Other summer activities include zip-lining, miniature golf, disc golf and hiking – or renting a Diggler scooter. Some children were tumbling around like gerbils in large colored balls on a pool while others climbed overhead on a ropes course. One of Durango’s July highlights is the annual Music in the Mountains festival, with the majority of concerts performed at Durango Mountain Resort.

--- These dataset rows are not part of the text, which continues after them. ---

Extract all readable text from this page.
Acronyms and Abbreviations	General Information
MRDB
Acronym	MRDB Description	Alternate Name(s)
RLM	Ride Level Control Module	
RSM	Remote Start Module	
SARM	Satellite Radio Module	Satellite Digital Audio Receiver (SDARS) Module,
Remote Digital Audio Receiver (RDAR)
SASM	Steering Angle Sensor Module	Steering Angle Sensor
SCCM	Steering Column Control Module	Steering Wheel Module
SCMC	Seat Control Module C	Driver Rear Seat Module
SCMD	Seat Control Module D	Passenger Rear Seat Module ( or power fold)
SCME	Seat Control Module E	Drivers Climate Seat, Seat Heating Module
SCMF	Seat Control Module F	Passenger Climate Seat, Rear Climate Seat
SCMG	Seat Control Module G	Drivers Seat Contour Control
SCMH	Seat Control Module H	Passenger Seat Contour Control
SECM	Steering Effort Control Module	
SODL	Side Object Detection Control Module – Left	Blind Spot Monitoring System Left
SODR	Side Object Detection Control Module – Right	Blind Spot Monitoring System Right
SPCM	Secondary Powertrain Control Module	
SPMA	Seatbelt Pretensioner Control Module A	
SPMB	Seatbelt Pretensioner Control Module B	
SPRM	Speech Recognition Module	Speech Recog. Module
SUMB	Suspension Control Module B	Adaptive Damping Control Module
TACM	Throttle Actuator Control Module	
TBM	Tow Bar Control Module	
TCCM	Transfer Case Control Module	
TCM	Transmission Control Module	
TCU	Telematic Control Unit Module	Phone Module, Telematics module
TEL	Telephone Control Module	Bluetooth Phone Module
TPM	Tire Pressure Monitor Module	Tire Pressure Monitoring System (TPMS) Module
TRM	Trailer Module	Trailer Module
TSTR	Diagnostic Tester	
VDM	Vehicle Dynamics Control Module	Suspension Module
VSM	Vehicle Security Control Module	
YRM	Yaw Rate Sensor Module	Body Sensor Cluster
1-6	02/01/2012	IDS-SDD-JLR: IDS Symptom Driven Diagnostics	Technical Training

Overnight guests can enjoy the swimming pool and foosball, shuffleboard, Wii, movies and board games in the game room, an exercise room and day spa. Pets are allowed in some units at Purgatory Lodge, one of several choices of accommodations on the property. The only problem with pups in the summer is the cleated metal outside steps – safer in winter – are rough on tender paws. Roxie required carry-on service.
Whether you stay on the mountain or in town, activities and attractions can keep you as busy as you want to be – or just relax in some of the most beautiful scenery anywhere. Make no bones about it, Durango is a great destination. Roxie gives it four paws up!
Getting There is Half the Fun
It’s an 11- to 12-hour drive from OKC to Durango, drivable in a long day, but we decided to take a quick detour to Santa Fe. The sprawling pueblo-style Buffalo Thunder Resort north of town sits scenically at the base of the Sangre de Cristo Mountains. Its many amenities include a large casino with headliner entertainment, an elegant spa, indoor and outdoor pools, plus a 27-hole golf course. Beautiful Native American art is on display throughout the facilities. Foodies will find everything from fine dining to snacks in over half-a-dozen eateries. Add pet-friendly and you have a complete package!